Czekamy 6 godzin śpiąc w ubraniu w śpiworach. Na lotnisku jest bardzo zimno a my przecież mamy rzeczy raczej letnie. Po 9 rano lądujemy w Krakowie, gdzie czeka na nas śnieg.
Nasza podróż do Maroka rozpoczęła się 5 marca 2008 roku i trwała 16 dni. Podróżowaliśmy w dwójkę, choć podczas trasy łączyliśmy się również z innymi turystami. Przemieszczaliśmy się autobusami, taksówkami, stopem (samochód, ciężarówka) i na wielbłądzie, a noclegi mieliśmy w najtańszych hotelikach. Cała nasza trasa była opracowana na podstawie przewodnika Lonely Planet Morocco z 2007 roku. Termin wyjazdu był bardzo odpowiedni, gdyż jeszcze poza sezonem a pogoda nie jest uciążliwa.

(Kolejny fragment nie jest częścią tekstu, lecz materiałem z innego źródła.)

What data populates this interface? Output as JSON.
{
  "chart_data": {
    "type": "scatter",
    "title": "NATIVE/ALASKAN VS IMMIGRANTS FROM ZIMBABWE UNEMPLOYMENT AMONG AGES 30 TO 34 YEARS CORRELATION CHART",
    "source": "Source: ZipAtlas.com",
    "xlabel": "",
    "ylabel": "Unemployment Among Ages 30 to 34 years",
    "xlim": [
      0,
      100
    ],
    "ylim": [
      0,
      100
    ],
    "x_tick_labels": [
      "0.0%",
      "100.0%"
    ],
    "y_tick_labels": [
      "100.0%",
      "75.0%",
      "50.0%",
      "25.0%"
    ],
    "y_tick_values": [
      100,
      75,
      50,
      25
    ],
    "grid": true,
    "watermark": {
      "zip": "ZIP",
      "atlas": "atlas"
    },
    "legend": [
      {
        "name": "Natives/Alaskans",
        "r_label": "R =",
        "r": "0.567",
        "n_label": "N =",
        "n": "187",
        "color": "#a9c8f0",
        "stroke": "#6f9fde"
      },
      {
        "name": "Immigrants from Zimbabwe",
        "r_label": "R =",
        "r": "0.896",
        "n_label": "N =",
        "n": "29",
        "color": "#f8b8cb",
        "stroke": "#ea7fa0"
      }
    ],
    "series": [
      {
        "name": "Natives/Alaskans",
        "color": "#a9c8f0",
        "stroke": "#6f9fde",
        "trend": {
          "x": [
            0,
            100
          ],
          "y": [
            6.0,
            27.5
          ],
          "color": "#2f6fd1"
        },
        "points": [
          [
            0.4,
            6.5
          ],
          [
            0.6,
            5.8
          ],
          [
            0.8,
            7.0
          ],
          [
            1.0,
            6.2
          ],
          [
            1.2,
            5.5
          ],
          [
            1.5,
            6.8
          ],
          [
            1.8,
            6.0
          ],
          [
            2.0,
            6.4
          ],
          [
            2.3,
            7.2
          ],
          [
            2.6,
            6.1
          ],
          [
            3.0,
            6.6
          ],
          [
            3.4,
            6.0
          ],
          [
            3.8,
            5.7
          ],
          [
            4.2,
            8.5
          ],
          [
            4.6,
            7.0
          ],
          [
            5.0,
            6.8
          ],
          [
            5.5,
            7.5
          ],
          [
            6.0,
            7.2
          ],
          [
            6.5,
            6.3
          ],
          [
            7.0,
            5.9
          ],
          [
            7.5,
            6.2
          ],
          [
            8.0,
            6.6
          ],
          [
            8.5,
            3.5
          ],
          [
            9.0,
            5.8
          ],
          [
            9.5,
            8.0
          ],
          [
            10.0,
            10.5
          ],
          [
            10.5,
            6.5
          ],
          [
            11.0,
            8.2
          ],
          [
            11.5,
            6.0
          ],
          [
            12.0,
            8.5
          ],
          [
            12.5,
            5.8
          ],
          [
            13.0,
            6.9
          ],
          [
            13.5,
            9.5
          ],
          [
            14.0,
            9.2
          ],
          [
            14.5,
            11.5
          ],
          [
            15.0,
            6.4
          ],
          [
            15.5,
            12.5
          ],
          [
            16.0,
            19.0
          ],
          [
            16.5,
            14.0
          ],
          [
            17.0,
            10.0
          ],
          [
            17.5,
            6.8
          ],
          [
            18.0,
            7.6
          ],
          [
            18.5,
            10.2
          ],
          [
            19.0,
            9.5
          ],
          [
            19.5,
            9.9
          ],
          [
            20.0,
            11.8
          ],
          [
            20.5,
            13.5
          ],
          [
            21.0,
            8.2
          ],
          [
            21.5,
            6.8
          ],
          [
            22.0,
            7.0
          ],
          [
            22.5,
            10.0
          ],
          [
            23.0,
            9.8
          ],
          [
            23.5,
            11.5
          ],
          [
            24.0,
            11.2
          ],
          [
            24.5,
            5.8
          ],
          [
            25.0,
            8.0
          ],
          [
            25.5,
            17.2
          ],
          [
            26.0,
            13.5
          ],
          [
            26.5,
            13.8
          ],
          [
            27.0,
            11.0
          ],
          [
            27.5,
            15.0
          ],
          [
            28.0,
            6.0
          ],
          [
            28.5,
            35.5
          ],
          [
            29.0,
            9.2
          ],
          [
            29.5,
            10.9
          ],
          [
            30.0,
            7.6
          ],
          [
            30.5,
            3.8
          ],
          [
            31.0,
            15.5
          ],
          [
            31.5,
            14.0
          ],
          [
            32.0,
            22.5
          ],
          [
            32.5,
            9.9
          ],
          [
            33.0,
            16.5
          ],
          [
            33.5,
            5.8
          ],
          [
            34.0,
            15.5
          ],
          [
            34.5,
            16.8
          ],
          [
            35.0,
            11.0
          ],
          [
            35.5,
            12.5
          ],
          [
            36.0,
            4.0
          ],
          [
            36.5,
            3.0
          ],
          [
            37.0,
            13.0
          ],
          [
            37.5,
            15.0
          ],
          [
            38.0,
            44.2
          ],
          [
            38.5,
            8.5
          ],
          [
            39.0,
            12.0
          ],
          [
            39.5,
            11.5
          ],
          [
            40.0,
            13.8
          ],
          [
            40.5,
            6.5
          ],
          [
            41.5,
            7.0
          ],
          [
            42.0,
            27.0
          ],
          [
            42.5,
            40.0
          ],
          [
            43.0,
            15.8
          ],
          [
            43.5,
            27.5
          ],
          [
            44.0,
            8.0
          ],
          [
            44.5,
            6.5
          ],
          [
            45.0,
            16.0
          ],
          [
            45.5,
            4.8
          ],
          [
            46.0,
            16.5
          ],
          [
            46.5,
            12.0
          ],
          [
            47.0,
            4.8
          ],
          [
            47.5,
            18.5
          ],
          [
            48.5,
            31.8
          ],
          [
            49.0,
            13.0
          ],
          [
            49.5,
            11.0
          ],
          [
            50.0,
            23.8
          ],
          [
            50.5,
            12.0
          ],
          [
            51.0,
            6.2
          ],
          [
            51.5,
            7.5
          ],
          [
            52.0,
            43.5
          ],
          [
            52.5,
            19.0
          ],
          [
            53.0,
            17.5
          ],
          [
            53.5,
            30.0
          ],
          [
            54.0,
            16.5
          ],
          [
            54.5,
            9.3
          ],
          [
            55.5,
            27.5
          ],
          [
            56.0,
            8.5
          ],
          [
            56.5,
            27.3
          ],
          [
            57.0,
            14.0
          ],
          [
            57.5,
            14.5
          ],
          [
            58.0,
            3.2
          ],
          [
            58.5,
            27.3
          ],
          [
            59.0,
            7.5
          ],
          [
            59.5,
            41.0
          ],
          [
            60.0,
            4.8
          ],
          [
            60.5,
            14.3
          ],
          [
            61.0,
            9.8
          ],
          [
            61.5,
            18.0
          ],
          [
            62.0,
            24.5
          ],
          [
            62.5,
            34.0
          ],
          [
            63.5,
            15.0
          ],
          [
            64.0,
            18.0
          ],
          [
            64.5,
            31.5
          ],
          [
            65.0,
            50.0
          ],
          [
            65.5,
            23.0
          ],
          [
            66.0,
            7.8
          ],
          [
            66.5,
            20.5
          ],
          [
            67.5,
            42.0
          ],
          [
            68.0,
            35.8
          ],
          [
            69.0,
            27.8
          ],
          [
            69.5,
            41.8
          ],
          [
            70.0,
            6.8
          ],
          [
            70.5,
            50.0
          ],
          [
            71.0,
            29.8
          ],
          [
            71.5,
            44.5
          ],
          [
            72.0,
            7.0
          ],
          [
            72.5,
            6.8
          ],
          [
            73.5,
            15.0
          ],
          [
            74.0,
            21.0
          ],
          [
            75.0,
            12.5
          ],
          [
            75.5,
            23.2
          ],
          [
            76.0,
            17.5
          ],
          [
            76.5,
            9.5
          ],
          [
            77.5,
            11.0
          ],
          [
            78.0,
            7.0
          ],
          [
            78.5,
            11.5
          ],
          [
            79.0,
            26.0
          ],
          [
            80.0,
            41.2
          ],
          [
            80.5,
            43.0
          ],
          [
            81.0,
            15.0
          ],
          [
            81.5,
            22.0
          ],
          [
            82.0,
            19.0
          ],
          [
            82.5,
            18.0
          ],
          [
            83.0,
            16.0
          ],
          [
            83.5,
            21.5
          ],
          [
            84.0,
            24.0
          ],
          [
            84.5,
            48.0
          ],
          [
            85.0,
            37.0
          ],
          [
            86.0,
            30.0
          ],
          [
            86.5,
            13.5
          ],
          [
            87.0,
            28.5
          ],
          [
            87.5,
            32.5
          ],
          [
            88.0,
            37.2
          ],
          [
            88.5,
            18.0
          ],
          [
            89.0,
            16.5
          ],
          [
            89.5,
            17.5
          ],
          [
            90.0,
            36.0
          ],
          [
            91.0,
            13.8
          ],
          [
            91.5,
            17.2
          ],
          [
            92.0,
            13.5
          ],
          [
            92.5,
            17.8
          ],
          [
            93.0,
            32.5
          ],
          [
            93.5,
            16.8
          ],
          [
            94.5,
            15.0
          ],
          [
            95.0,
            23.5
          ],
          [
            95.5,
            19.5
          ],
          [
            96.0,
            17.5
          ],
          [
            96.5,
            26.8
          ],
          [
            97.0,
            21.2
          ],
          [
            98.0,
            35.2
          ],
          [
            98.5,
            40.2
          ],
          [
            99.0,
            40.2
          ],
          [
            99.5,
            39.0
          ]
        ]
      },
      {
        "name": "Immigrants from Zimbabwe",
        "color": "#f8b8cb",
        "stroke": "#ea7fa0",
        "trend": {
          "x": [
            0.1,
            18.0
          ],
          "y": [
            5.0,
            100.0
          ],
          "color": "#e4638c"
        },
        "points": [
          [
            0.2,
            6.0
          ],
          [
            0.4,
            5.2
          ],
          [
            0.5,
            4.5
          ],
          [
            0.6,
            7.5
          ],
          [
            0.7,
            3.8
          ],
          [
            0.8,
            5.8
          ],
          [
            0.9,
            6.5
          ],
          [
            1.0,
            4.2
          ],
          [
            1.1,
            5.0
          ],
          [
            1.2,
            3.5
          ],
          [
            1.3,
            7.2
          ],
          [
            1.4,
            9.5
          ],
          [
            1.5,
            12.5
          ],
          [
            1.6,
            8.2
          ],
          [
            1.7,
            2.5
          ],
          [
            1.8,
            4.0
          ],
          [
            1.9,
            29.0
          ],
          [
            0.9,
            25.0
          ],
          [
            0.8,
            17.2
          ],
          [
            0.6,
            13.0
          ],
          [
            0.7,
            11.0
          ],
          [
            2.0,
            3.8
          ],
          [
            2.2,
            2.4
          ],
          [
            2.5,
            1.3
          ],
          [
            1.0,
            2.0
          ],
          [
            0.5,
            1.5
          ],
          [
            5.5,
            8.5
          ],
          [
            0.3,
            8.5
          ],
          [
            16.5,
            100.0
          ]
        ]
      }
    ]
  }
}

Maroko zrobiło na nas wspaniale wrażenie. Zachwycaliśmy się różnorodnością tego kraju. Czerwone, spalone słońcem południe a zielona, soczysta północ. Kraj kojarzy nam się z Berberami, którzy w swoich djellabach, popijając berber whisky wyglądają niesamowicie. Wspaniałe gliniane kasbaby oraz pędzące taksówki mercedesy, w których nawet 10 osób wejdzie, to robi wrażenie.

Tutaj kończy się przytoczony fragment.